There is an attitude among many statups that ‘unless I cover the US that I will lose the race’.  What most of these companies don’t understand is that they are in the business of creating daily drinkers.  As such, we believe that if a company wants to grow its business, it is much more efficient to find new consumers in existing markets rather than open up new markets.  It is easier to ‘mine’ new drinkers where the product is already available rather than have to create awareness and trial in new markets.  There is plenty of time to expand – but do it when the time is right.  If you are going to err, do it on the side of conservatism.  It didn’t hurt Coors all of those years to only be sold in the western part of the US. 
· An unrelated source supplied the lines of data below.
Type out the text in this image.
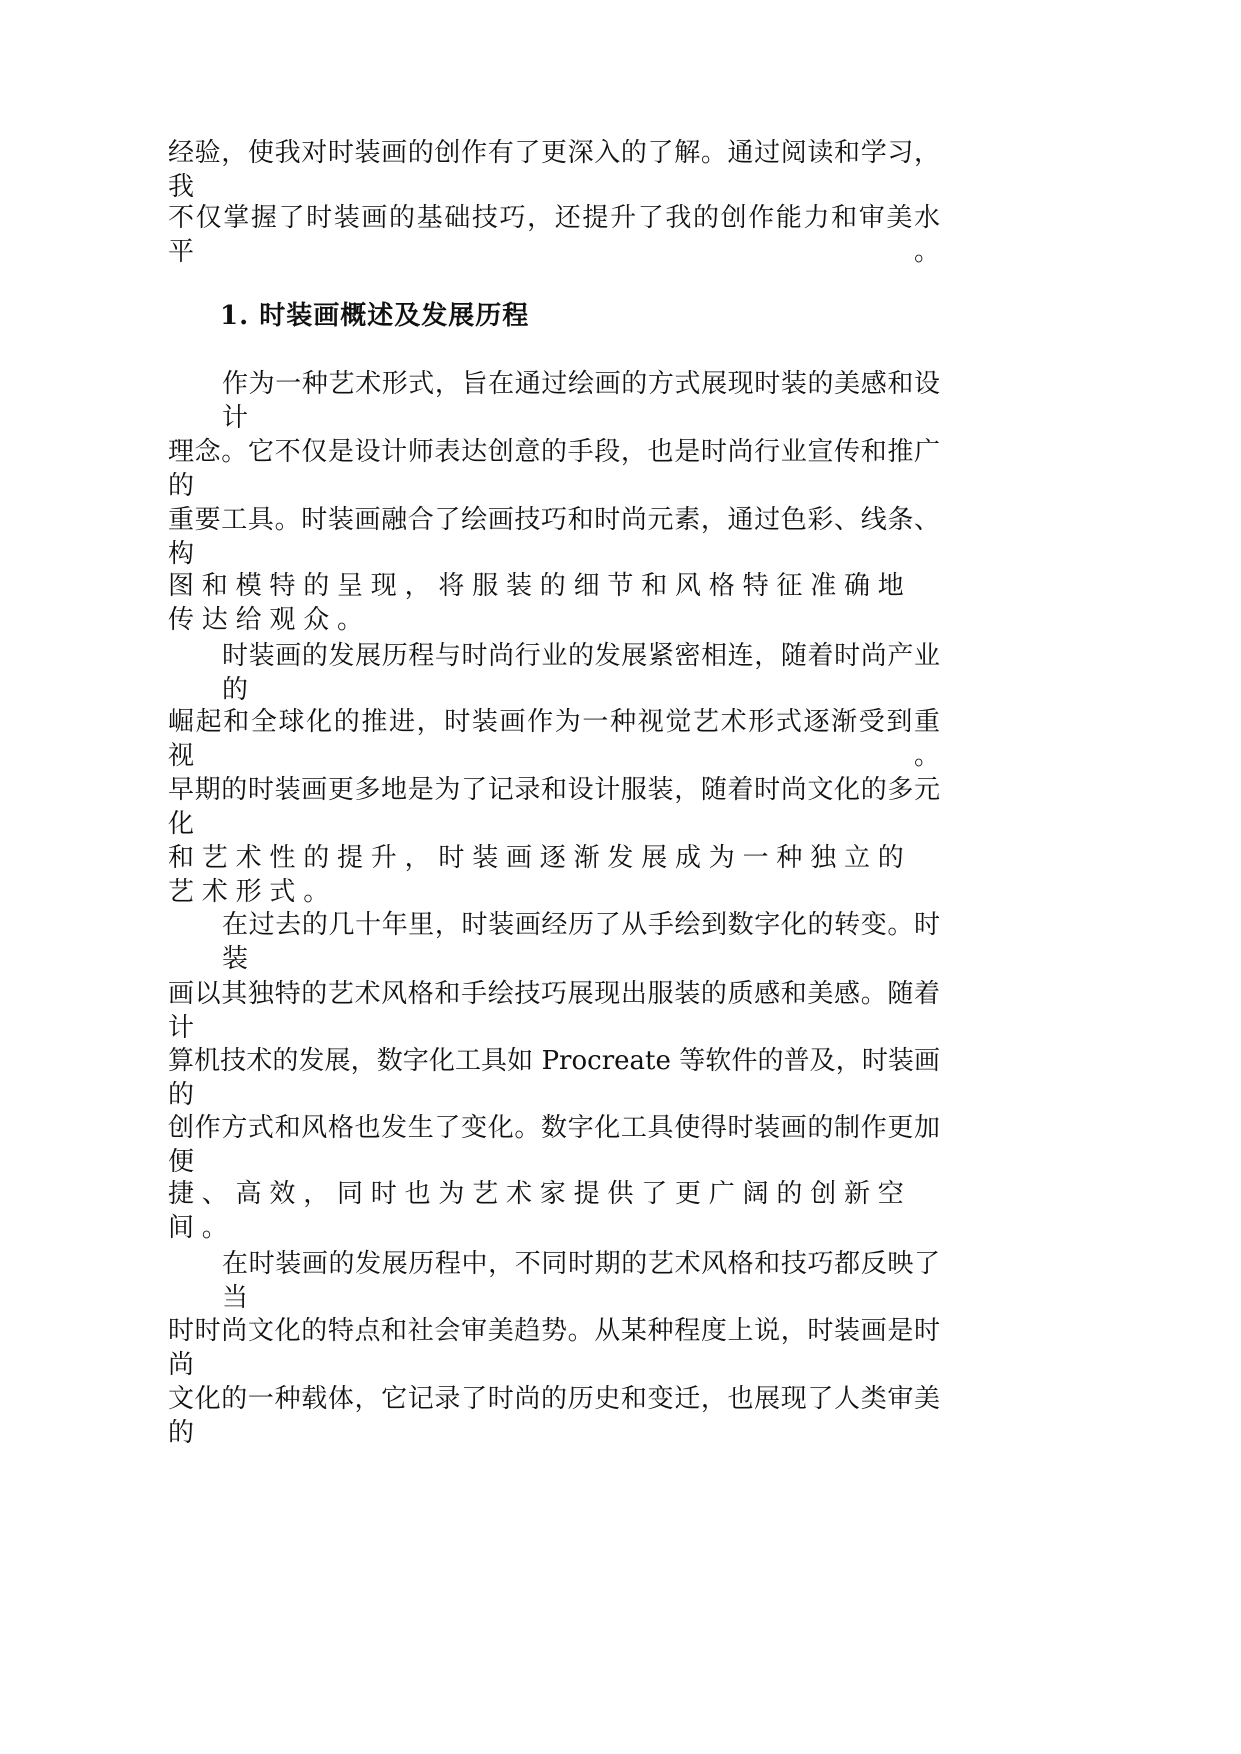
经验，使我对时装画的创作有了更深入的了解。通过阅读和学习，我
不仅掌握了时装画的基础技巧，还提升了我的创作能力和审美水平。
1. 时装画概述及发展历程
作为一种艺术形式，旨在通过绘画的方式展现时装的美感和设计
理念。它不仅是设计师表达创意的手段，也是时尚行业宣传和推广的
重要工具。时装画融合了绘画技巧和时尚元素，通过色彩、线条、构
图和模特的呈现，将服装的细节和风格特征准确地传达给观众。
时装画的发展历程与时尚行业的发展紧密相连，随着时尚产业的
崛起和全球化的推进，时装画作为一种视觉艺术形式逐渐受到重视。
早期的时装画更多地是为了记录和设计服装，随着时尚文化的多元化
和艺术性的提升，时装画逐渐发展成为一种独立的艺术形式。
在过去的几十年里，时装画经历了从手绘到数字化的转变。时装
画以其独特的艺术风格和手绘技巧展现出服装的质感和美感。随着计
算机技术的发展，数字化工具如 Procreate 等软件的普及，时装画的
创作方式和风格也发生了变化。数字化工具使得时装画的制作更加便
捷、高效，同时也为艺术家提供了更广阔的创新空间。
在时装画的发展历程中，不同时期的艺术风格和技巧都反映了当
时时尚文化的特点和社会审美趋势。从某种程度上说，时装画是时尚
文化的一种载体，它记录了时尚的历史和变迁，也展现了人类审美的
Here are some tips we give to our clients – consider it our 9 rules for beverage entrepreneurs: 

1)  Know your target consumer – it will help you focus your resources.  Most companies write their business plans telling themselves – and their investors – that everyone will drink my product!  8 years olds will love this drink because ___ (fill in the blank), women 34-60 will love it because _____, men 65-80 will love it because ____, the morbidly obese will love it because ____…I think you get my point.  Even the most broadly consumed brands target their consumers with laser-like precision.

2) Focus your efforts – we call it a ‘footprint’ market.  You are better off with 250 customers in one market than 5,000 nationally.  You can build scale in one market.  Too many beverage companies we know take every call from every distributor and retailer.  No offense to Akron, but not all markets are important.

3) Find the early adopters – and get them to buy your product – demos and sampling are a part of every plan – but they are misunderstood.  The best sampling is when people buy your product.

4) Get some metrics – know what you are looking for and track it.  If convenience stores are important – then track your per store volume by month.  It will be the best indicator – to you and distributors, retailers and investors – that your brand has traction.

5) Mine deeply – it is easier to find new daily drinkers in existing markets than to expand.  There will be plenty of time to introduce in Akron.

6) Expand carefully – almost as a last resort.  What’s the rush?  Do you think you won’t be a candidate for acquisition by Coke or Pepsi if you aren’t available in 100% of the US?  Relax,

7) Replicate your model – we call it ‘colonization’.  Take what you have learned and repeat, repeat, repeat. 

8) Don’t be afraid to get your hands dirty.  You have to get out there and lead the charge.  I have met too many founders who think they need to outsource the CEO’s job – believe it or not.  You are the best salesperson for your company.  Lead the charge with consumers, distributors and retailers.   

9) Last, but most importantly, enjoy the ride!  It’s not the destination that makes all of this worthwhile, it’s the journey.  Remember, we don’t have yesterday anymore, we don’t have tomorrow yet, but we do own today.  Carpe Diem!

We don’t mean to trivialize the importance of capital.  You do need to produce product, it is very expensive to launch and sustain new brands, no question.  We just believe that learning at an early stage of your development to ‘live without’ will build skills that will serve you better in the long run.  And in the end, didn’t the turtle win the race anyway? 

Note: The author is Managing Partner of GBS Growth Partners, a group specializing in helping emerging beverage companies.  He admits he has been to Akron many times and has nothing against the city.